São Paulo investiga novo caso suspeito de Ebola

Exame de RT-PCR é o teste molecular padrão-ouro para o diagnóstico do Ebola © Pablo Jacob/Governo de SP
Brasileira de 31 anos que viajou ao Congo apresentou febre e diarreia e está isolada no Instituto Emílio Ribas
A Secretaria de Estado da Saúde de São Paulo investiga um novo caso suspeito de Ebola. A paciente, uma brasileira de 31 anos, esteve na província de Kivu do Norte, na República Democrática do Congo, e apresentou febre e diarreia após retornar ao Brasil em 6 de junho. Ela foi transferida para o Instituto de Infectologia Emílio Ribas, na capital paulista.
Um outro caso que estava sob monitoramento teve a infecção por Ebola descartada.

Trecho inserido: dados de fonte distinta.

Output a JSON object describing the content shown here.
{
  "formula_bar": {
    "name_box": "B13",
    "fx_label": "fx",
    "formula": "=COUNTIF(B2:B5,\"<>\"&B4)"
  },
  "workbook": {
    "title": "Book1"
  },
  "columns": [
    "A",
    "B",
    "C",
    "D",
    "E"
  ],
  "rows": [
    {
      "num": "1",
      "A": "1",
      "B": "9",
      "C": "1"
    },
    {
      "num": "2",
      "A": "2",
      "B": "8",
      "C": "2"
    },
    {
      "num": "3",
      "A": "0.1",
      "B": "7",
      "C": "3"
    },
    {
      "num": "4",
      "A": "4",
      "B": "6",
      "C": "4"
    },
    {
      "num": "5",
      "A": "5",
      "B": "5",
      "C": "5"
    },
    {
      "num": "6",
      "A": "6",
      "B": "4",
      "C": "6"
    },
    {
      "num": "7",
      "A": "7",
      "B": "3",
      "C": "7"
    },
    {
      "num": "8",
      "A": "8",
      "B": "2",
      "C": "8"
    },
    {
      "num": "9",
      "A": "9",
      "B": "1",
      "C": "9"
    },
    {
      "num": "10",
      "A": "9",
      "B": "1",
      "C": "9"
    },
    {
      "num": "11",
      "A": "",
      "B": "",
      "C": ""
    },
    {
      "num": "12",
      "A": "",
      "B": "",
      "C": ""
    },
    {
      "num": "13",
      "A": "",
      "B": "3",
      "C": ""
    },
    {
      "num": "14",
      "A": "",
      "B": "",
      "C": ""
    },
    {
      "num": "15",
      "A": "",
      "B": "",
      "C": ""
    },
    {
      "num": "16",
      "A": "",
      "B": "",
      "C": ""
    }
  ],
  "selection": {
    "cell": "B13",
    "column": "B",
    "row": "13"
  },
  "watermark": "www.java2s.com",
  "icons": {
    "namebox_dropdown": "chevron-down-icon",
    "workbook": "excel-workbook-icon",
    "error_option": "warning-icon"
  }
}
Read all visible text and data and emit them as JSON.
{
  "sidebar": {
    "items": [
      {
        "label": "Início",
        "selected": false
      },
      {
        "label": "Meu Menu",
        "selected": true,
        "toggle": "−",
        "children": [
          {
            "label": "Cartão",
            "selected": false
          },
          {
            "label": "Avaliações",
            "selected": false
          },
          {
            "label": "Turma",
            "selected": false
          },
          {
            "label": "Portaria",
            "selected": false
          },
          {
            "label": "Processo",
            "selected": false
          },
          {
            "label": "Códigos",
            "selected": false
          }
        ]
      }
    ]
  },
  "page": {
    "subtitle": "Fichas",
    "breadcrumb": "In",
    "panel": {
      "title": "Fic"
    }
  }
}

A mulher relatou ter viajado a trabalho para a província de Kivu do Norte, no leste da República Democrática do Congo. Após desembarcar no Brasil em 6 de junho, ela apresentou sintomas como febre e diarreia três dias depois. A entrada da paciente em um serviço privado de saúde ocorreu também no dia 9, e a transferência para o Emílio Ribas se deu no início da madrugada desta quarta-feira (10), mesma data da notificação do caso à vigilância estadual.

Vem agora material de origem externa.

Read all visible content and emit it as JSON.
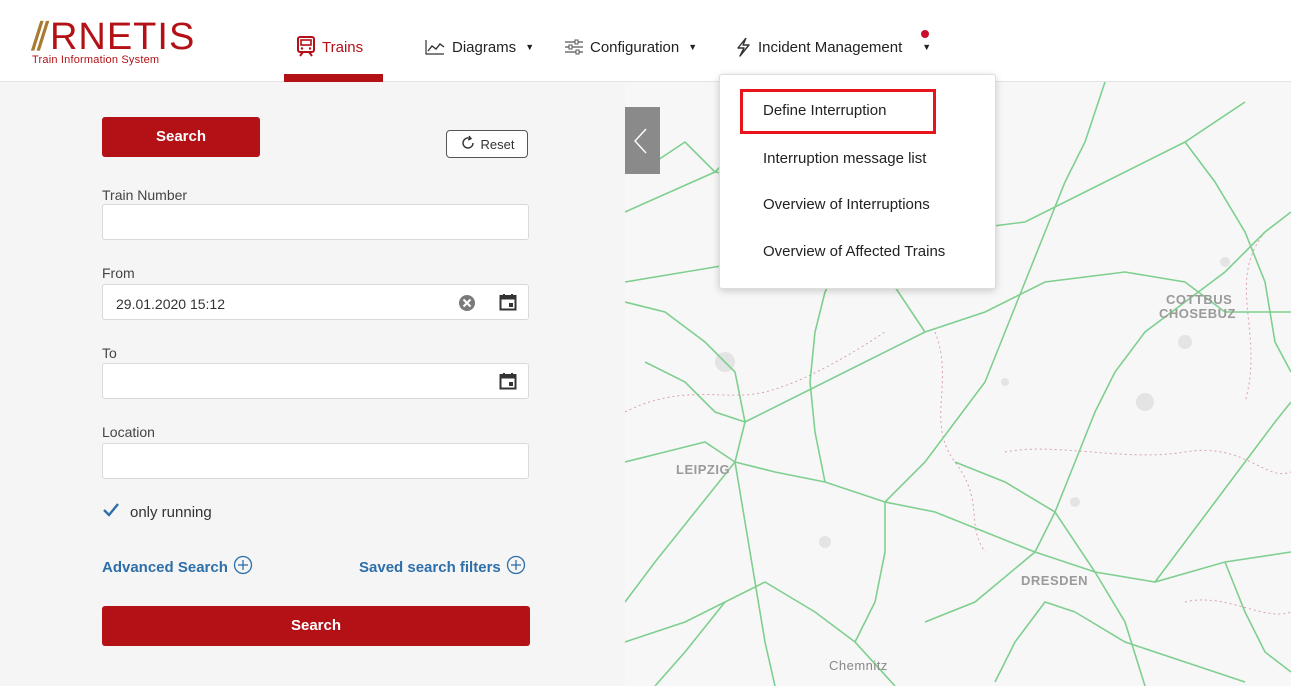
{
  "logo": {
    "wordmark_mark": "⫽",
    "wordmark": "RNETIS",
    "tagline": "Train Information System"
  },
  "nav": {
    "trains": "Trains",
    "diagrams": "Diagrams",
    "configuration": "Configuration",
    "incident": "Incident Management"
  },
  "incident_menu": [
    "Define Interruption",
    "Interruption message list",
    "Overview of Interruptions",
    "Overview of Affected Trains"
  ],
  "search_form": {
    "search_label": "Search",
    "reset_label": "Reset",
    "train_number_label": "Train Number",
    "train_number_value": "",
    "from_label": "From",
    "from_value": "29.01.2020 15:12",
    "to_label": "To",
    "to_value": "",
    "location_label": "Location",
    "location_value": "",
    "only_running_label": "only running",
    "only_running_checked": true,
    "advanced_search": "Advanced Search",
    "saved_filters": "Saved search filters"
  },
  "map": {
    "labels": {
      "cottbus": "COTTBUS",
      "chosebuz": "CHOSEBUZ",
      "leipzig": "LEIPZIG",
      "dresden": "DRESDEN",
      "chemnitz": "Chemnitz"
    }
  },
  "colors": {
    "brand": "#b31116",
    "rail_line": "#7fcf8f",
    "link": "#2e6faa",
    "highlight": "#e8141c"
  }
}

Critérios para caso suspeito
Segundo a Secretaria da Saúde, a brasileira preencheu os critérios para definição de caso suspeito de Ebola, como o histórico de viagem a país com áreas de transmissão da doença e os sintomas apresentados. O teste rápido para malária deu negativo, e até o momento não há confirmação laboratorial de infecção pelo vírus. As análises são conduzidas pelo Instituto Adolfo Lutz.
A paciente está estável e permanece em leito de isolamento, seguindo os protocolos de biossegurança previstos para este tipo de situação, conforme afirma a secretaria.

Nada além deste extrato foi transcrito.